The implication for creators is that being on these platforms with a complete, updated profile is essentially free distribution. Many creators are either not on these platforms at all, or have profiles with stale data and missing demographics. The brands using these platforms outnumber the brands doing organic discovery on Instagram.

Agencies and management firms

Brand-side agencies and creator management firms produce deal flow that never appears in any creator's inbox directly. A brand engages an agency to run an influencer campaign. The agency reaches out to creators they have working relationships with. The brand never makes the discovery. The agency does.

The implication is that being known by relevant agencies in your category is a major source of deal flow that is invisible from outside the industry. Building relationships with creator management firms and brand-side talent agencies in your vertical (even if you are not signed with one) puts you on the consideration list when they are sourcing for campaigns.

Direct platform tools

Instagram and TikTok both have native discovery tools that brands use. Instagram's Brand Collabs Manager lets brands search creators by demographic and engagement criteria. TikTok's Creator Marketplace serves the same function. YouTube's BrandConnect operates similarly for video creators.

These platforms have specific eligibility requirements (typically minimum follower thresholds and account standing requirements). Creators who qualify and have not enrolled are missing direct platform-driven brand outreach. Setup takes 15 minutes and the upside is meaningful.

Inbound from organic content

The classic mechanism. A brand-side marketer sees your post, taps into your profile, finds your contact information in your bio, and emails you. This still works at scale, but it requires three things most creators do not optimize for: a clear and visible business email in your bio, a recent post that signals you produce sponsored work professionally, and an obvious media kit accessible from your bio.

The friction kills inbound. If a brand marketer has to dig for your email, they will not. If your most recent posts do not look like sponsored-quality work, they will pass. If they cannot find a media kit in 30 seconds, they will move on to another creator.
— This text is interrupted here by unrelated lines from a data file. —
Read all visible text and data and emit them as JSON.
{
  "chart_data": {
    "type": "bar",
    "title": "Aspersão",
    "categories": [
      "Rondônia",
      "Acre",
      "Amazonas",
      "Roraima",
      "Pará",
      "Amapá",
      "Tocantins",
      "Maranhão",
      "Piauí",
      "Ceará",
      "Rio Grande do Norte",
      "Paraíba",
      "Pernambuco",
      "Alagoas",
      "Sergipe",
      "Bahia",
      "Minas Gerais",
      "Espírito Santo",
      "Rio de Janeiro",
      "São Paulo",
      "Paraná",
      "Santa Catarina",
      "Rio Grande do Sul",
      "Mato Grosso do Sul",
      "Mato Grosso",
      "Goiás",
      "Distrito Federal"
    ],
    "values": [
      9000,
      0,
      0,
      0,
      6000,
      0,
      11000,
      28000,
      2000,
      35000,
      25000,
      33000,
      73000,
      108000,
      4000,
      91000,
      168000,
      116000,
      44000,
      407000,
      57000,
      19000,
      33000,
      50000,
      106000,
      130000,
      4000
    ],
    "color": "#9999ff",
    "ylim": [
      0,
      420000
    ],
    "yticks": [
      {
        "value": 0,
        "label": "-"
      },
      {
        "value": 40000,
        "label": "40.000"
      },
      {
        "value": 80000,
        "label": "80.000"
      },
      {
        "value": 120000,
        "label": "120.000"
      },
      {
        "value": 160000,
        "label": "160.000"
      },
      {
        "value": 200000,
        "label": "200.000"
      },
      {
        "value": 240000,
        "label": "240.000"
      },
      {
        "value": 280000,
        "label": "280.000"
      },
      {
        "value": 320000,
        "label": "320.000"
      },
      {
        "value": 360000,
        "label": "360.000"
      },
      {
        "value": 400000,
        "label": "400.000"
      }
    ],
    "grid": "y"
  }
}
Existing brand relationships

The highest-converting source of new brand deals is existing brand contacts at adjacent companies. The marketing manager you worked with at one brand has friends in marketing roles at other brands. They share creator recommendations. A short email check-in to past brand contacts asking about referrals or what they are working on is one of the highest-leverage actions a creator can take. Most creators never do this.

Outbound pitching

Direct outreach to brands is undervalued because most creators do it badly. The pitch that works is specific to the brand, references a campaign or product the brand is currently focused on, and proposes a concrete content idea rather than asking for a deal. The pitch that does not work is generic, addressed to "the marketing team", lists the creator's stats, and asks for a partnership in vague terms.

The right cadence is one to three highly targeted outbound pitches per week to brands you genuinely admire and could create native content for. Volume is a trap. Quality of fit is everything. The reply rate on truly tailored pitches is 15 to 30 percent. The reply rate on mass pitches is under 1 percent.

What to actually do

Five practical actions, in priority order. Make sure your business email is in your bio and easy to find. Build a one-page media kit and link it from your bio with a memorable short URL. Sign up for at least two influencer marketing platforms relevant to your category and complete your profile fully. Reach out to your past brand contacts with a brief check-in, asking what they are working on. Send one or two highly targeted outbound pitches per week to brands you actually want to work with.

None of this is glamorous. It is the work that separates creators who consistently land brand deals from creators who hope something will come their way. Discovery is a system. Build the system once and it produces deal flow indefinitely.